NOMINEE SHAREHOLDER SERVICE. WHO NEEDS A NOMINEE SHEREHOLDER SERVICE?
UK Nominee Shareholder Service. Why have and what is a Nominee Shareholder? The provision of nominee shareholder services in connection with the formation of a limited company is invariably required by clients seeking legitimate confidentiality of ownership. Nominee Shareholder Service: £100.00 per year.
Coddan provides Nominee Shareholders to serve as proxies for the company owners and to act on their behalf. Our corporate nominees will hold the shares for clients under a legally executed Declaration of Trust. Our fee covers the cost of reasonable handling of official documents, which will be sent via the normal postal service. This does not cover Trade correspondence or the use of express or courier services.

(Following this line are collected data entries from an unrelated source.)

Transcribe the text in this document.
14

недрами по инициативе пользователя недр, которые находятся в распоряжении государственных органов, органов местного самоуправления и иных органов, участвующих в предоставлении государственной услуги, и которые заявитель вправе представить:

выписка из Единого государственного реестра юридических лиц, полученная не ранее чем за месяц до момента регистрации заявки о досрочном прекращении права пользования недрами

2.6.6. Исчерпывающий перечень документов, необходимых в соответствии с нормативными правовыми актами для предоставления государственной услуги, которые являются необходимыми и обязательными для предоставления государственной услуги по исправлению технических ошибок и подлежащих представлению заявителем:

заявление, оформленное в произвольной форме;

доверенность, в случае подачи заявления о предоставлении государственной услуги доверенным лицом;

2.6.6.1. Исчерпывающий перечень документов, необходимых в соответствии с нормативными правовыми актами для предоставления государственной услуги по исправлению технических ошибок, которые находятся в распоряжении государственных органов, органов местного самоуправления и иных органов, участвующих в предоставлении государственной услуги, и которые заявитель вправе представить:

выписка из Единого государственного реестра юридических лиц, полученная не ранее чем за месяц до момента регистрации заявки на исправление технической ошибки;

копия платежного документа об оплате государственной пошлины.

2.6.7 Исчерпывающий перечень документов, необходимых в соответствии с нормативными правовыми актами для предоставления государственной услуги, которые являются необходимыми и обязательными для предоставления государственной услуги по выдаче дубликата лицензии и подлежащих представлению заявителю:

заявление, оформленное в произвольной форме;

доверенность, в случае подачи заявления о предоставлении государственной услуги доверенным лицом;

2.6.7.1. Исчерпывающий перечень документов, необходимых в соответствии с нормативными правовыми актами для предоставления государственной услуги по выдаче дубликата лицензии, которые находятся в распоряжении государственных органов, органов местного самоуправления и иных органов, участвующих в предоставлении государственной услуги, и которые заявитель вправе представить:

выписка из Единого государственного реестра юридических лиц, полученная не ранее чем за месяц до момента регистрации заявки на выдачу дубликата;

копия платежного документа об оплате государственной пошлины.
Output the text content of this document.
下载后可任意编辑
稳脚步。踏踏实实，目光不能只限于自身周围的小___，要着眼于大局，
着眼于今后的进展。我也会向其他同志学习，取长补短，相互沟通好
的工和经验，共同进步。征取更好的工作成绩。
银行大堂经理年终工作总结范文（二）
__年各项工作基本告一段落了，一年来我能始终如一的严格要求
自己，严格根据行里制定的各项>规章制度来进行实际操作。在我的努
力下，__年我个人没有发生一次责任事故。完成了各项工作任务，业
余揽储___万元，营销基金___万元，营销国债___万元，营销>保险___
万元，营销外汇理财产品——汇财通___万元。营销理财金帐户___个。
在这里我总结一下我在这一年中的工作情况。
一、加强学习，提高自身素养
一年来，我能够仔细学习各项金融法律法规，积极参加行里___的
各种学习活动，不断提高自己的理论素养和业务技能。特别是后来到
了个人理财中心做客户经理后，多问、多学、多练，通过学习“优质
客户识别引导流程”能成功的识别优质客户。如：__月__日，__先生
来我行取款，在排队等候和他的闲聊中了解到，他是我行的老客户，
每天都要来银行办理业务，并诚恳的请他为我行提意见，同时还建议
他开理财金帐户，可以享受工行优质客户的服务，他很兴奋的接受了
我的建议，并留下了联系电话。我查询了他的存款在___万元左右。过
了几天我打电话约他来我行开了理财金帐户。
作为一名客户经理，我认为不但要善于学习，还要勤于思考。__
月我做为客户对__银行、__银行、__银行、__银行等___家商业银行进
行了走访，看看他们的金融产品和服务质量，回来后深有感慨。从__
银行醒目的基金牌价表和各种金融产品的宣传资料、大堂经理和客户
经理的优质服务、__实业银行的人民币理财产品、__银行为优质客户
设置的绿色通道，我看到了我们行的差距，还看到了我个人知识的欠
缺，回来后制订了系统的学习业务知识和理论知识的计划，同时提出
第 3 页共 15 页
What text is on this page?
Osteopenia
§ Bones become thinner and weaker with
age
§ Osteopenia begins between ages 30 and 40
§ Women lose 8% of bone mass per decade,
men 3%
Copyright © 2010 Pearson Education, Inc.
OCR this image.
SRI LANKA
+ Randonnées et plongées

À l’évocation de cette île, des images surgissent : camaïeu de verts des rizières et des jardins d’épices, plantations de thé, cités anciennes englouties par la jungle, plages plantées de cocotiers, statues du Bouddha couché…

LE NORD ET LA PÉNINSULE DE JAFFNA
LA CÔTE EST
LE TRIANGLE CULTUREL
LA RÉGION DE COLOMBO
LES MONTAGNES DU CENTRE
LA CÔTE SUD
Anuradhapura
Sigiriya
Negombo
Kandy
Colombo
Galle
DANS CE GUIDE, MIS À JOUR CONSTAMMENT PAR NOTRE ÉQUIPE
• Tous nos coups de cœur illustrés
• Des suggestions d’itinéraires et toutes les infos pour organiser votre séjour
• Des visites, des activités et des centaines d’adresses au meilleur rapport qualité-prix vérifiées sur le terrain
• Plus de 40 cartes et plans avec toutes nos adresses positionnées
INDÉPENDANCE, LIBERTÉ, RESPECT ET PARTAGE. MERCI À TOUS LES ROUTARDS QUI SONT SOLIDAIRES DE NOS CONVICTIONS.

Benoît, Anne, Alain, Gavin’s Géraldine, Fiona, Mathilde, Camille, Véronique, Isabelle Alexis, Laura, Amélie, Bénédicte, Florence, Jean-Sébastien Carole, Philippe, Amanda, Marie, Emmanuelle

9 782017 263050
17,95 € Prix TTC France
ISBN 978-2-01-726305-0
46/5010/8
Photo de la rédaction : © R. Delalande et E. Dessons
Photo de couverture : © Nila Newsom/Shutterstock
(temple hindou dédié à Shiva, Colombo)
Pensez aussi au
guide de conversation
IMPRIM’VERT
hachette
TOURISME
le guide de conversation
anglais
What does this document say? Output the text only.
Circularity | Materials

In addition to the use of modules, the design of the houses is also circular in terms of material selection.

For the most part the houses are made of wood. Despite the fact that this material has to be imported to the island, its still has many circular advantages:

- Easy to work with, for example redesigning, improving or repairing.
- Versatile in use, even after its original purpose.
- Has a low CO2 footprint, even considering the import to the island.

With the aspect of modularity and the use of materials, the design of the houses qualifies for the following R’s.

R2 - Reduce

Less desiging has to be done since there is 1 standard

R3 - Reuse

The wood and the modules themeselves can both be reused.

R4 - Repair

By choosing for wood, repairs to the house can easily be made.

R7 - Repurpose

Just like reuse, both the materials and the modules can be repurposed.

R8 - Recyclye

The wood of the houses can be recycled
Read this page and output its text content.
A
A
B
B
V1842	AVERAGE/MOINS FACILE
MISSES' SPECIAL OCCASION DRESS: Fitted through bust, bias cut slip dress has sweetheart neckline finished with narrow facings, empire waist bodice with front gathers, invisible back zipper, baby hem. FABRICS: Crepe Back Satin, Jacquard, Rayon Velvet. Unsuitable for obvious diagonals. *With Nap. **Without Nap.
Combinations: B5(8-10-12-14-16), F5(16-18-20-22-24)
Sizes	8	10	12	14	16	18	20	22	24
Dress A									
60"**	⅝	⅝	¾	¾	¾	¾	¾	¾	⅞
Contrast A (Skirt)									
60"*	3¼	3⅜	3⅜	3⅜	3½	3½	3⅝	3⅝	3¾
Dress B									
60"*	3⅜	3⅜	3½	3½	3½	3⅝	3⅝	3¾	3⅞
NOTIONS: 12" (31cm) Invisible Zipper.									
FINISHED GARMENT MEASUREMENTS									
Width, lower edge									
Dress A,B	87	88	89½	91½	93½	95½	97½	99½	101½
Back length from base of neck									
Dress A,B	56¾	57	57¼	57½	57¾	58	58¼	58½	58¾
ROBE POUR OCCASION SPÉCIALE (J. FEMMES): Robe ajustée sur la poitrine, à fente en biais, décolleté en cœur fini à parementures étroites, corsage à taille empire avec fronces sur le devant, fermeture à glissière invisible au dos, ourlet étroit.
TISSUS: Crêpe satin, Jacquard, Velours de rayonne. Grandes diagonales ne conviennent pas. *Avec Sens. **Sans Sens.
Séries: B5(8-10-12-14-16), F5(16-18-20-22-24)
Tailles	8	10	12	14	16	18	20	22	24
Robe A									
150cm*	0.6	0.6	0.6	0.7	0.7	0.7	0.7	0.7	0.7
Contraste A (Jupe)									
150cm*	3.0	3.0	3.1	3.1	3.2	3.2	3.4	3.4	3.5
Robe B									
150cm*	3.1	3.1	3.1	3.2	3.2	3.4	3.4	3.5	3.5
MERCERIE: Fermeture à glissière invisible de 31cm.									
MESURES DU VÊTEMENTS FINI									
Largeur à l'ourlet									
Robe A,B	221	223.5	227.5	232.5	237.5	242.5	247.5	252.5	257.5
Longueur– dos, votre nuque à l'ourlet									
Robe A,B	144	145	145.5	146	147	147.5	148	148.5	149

The Nominee will respect the confidentiality of the Company and its Beneficiaries except with regard to UK authorities legally authorised to make proper enquiries. The Nominee will not become involved in the affairs of the Company or take responsibility for contracts or any trade matters.
A nominee shareholder is the registered owner of shares held for the benefit of another person (the beneficial owner). The beneficial owner will normally require the nominee shareholder to execute a declaration of trust in respect of such shares.
The beneficial owner may choose to appoint a nominee because it does not wish to have the shares registered in its own name, or it may be required to appoint a nominee, for example, in the case of a wholly-owned subsidiary that is required by its articles of association to have two shareholders. A nominee shareholder may be an individual or a body corporate.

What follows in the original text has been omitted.